Severn uses glucose injections to reduce nitrate levels

Severn Trent Water will employ an aquifer injection technique to reduce nitrate pollution at its Newport borehole, following the success of an experiment carried out by the Waste Resource Centre (WRc).


The experiment, carried out in conjunction with the Environment Agency and the Drinking Water Inspectorate, was designed to test and model the effects of injecting glucose into an aquifer. Glucose is thought to speed up the natural denitrification process, by boosting the population of denitrifying bacteria.

According to Dr Elise Cartmell, project manager at the WRc, the technique is safe: “In our nine-month trial, the use of a glucose solution with a concentration of 40mgC/l was found to reduce the concentration of nitrates significantly, by 20-25mg/l as N. Some undesirable intermediaries such as nitrites and nitrous oxides were formed as a result of the denitrification process, but these can be kept to a minimum as long as the amount of solution used is carefully controlled.”

Under the Drinking Water Supply (Water Quality) Regulations (1989), set in line with European legislation, nitrate levels in public water supplies must not exceed 50mg/l (NO3), or 11.3mg/l as N.

Dr Cartmell said: “Some water companies with a nitrate pollution problem have stayed with the traditional route of improving removal at the treatment works, such as Anglian Water. However, this technique could be used to ensure that nitrate levels do not exceed current limits before the water reaches the works.”

In many aquifers in southern England, nitrate levels are increasing at a rate where the limit will soon be exceeded, dramatically increasing water treatment costs. To try and reverse this trend, Wessex Water has announced plans to pay farmers up to 40/ha/yr to convert to organic farming (see Water & Waste Treatment June 1999, p 6).

However, even if the use of nitrate-rich fertilisers is reduced, nitrate levels could still increase, as Dr Cartmell explained: “It is difficult to prevent nitrates leaching from the soil once applied, and in some areas, the travel time from the soil to the aquifer can be as much as 50 years.”

The latest research was carried out by the WRc on sandstone cores taken from a landfill site at Burntstump, owned by Hansons Waste Management. Hansons provided a grant for the project under the landfill tax credit scheme. Severn Trent is now planning to use the technique at its Newport borehole, which like Burntstump, is located above a sandstone aquifer.

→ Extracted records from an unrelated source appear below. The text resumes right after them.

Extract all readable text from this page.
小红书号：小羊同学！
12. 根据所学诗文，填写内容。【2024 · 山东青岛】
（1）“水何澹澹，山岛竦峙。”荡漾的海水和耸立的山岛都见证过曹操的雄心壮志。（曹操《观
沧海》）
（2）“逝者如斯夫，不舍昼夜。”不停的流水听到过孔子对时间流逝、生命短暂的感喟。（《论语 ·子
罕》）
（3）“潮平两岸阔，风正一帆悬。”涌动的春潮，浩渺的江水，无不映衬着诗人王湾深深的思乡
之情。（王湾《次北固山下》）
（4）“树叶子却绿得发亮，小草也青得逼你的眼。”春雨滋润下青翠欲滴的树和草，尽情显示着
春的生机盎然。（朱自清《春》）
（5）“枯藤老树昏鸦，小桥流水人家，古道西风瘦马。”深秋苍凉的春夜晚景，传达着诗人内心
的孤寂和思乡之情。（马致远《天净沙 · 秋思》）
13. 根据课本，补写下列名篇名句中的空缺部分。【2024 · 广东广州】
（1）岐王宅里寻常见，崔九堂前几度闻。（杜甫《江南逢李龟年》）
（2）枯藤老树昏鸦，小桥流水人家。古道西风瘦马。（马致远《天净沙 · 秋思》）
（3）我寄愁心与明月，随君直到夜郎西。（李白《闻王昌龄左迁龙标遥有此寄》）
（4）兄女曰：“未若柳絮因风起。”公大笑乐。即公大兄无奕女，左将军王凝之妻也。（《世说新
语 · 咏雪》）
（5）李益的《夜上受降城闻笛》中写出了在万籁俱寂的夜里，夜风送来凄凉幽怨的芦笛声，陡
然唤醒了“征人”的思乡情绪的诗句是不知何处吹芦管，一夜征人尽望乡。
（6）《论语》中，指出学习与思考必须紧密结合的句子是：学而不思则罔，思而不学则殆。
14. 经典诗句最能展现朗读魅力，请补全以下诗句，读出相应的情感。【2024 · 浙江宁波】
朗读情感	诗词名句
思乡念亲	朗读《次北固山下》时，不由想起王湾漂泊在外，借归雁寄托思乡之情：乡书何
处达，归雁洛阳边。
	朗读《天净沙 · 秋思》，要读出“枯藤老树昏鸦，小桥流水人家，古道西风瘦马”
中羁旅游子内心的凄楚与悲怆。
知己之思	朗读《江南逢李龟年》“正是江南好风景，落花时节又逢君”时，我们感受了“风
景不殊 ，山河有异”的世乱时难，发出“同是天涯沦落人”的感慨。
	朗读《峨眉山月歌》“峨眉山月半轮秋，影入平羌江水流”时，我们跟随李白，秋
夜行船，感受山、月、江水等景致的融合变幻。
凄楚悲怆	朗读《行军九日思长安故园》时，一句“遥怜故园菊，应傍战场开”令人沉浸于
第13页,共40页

Dr Cartmell said: “Sandstone is probably better suited to this method of treatment than chalk, because there tend to be fewer fissures, so the water moves slowly enough for the technique to be effective.”

The technique has already been used to treat groundwater supplies in the USA and France. French scientists have, according to Dr Cartmell, tried injecting glucose into chalk aquifers, but this has not yet been tried on a large-scale in the UK.